The same effect can be achieved through provisioning operations performed on Oracle Identity Manager. In addition, status changes made directly on the target system can be copied into Oracle Identity Manager during reconciliation.
See Provisioning Operations Performed in an SoD-Enabled Environment for more information about provisioning operations in an SoD-enabled environment.
The connector supports basic password management features. For a particular user, you can specify when the user's password must expire by using the following process form fields:
Password Expiration Type
You use the Password Expiration Type field to specify the factor (or measure) that you want to use to set a value for password expiration. You can select either Accesses
or Days
as the password expiration type.
Password Expiration Interval
In the Password Expiration Interval field, you specify the number of access or days for which the user must be able to use the password.
For example, if you specify Accesses
in the Password Expiration Type field and enter 20
in the Password Expiration Interval field, then the user is prompted to change the user's password at the twenty-first login. Similarly, if you specify Days
in the Password Expiration Type field and enter 100
in the Password Expiration Interval field, then the user is prompted to change the user's password on the hundred and first day after setting a new password.
See Lookup.Oracle EBS UM.PasswordExpTypes for information about the lookup definition corresponding to the Password Expiration Type field.
In full reconciliation, all records are fetched from the target system to Oracle Identity Manager. In incremental reconciliation, only records that are added or modified after the last reconciliation run are fetched into Oracle Identity Manager.
You can switch from incremental to full reconciliation at any time after you deploy the connector. See section Performing Full and Incremental Reconciliation for more information on performing full and incremental reconciliation runs.
You can break down a reconciliation run into batches by specifying the number of records that must be included in each batch.
See Performing Batched Reconciliation for more information on performing batched reconciliation.
To limit or filter the records that are fetched into Oracle Identity Manager during a reconciliation run, you can specify the subset of added or modified target system records that must be reconciled.
See Performing Limited Reconciliation for more information on performing limited reconciliation.
Connector Server is a component provided by ICF. By using one or more connector servers, the connector architecture permits your application to communicate with externally deployed bundles.
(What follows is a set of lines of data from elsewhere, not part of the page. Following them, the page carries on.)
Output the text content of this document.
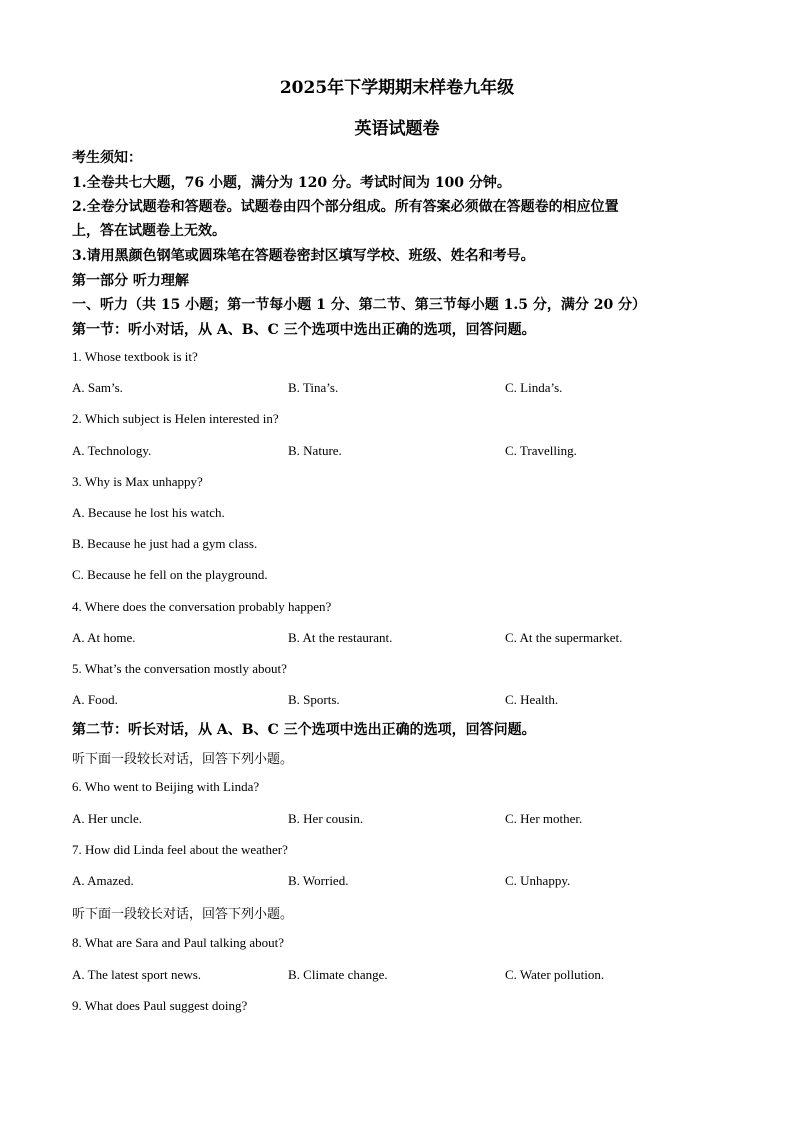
2025年下学期期末样卷九年级
英语试题卷
考生须知：
1.全卷共七大题，76 小题，满分为 120 分。考试时间为 100 分钟。
2.全卷分试题卷和答题卷。试题卷由四个部分组成。所有答案必须做在答题卷的相应位置
上，答在试题卷上无效。
3.请用黑颜色钢笔或圆珠笔在答题卷密封区填写学校、班级、姓名和考号。
第一部分 听力理解
一、听力（共 15 小题；第一节每小题 1 分、第二节、第三节每小题 1.5 分，满分 20 分）
第一节：听小对话，从 A、B、C 三个选项中选出正确的选项，回答问题。
1. Whose textbook is it?
A. Sam’s.	B. Tina’s.	C. Linda’s.
2. Which subject is Helen interested in?
A. Technology.	B. Nature.	C. Travelling.
3. Why is Max unhappy?
A. Because he lost his watch.
B. Because he just had a gym class.
C. Because he fell on the playground.
4. Where does the conversation probably happen?
A. At home.	B. At the restaurant.	C. At the supermarket.
5. What’s the conversation mostly about?
A. Food.	B. Sports.	C. Health.
第二节：听长对话，从 A、B、C 三个选项中选出正确的选项，回答问题。
听下面一段较长对话，回答下列小题。
6. Who went to Beijing with Linda?
A. Her uncle.	B. Her cousin.	C. Her mother.
7. How did Linda feel about the weather?
A. Amazed.	B. Worried.	C. Unhappy.
听下面一段较长对话，回答下列小题。
8. What are Sara and Paul talking about?
A. The latest sport news.	B. Climate change.	C. Water pollution.
9. What does Paul suggest doing?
In other words, a connector server enables remote execution of an Oracle Identity Manager connector.
A Java connector server is useful when you do not wish to execute a Java connector bundle in the same VM as your application. It can be beneficial to run a Java connector on a different host for performance improvements.
See Installation for more information about the installation options for this connector.
A connection pool is a cache of objects that represent physical connections to the target. Oracle Identity Manager connectors can use these connections to communicate with target systems.
At run time, the application requests a connection from the pool. If a connection is available, then the connector uses it and then returns it to the pool. A connection returned to the pool can again be requested for and used by the connector for another operation. By enabling the reuse of connections, the connection pool helps reduce connection creation overheads like network latency, memory allocation, and authentication.
One connection pool is created for each IT resource. For example, if you have three IT resources for three installations of the target system, then three connection pools will be created, one for each target system installation.
For more information about the parameters that you can configure for connection pooling, see Setting up the Lookup Definition for Connection Pooling.
You can configure SSL to secure communication between Oracle Identity Manager and the target system.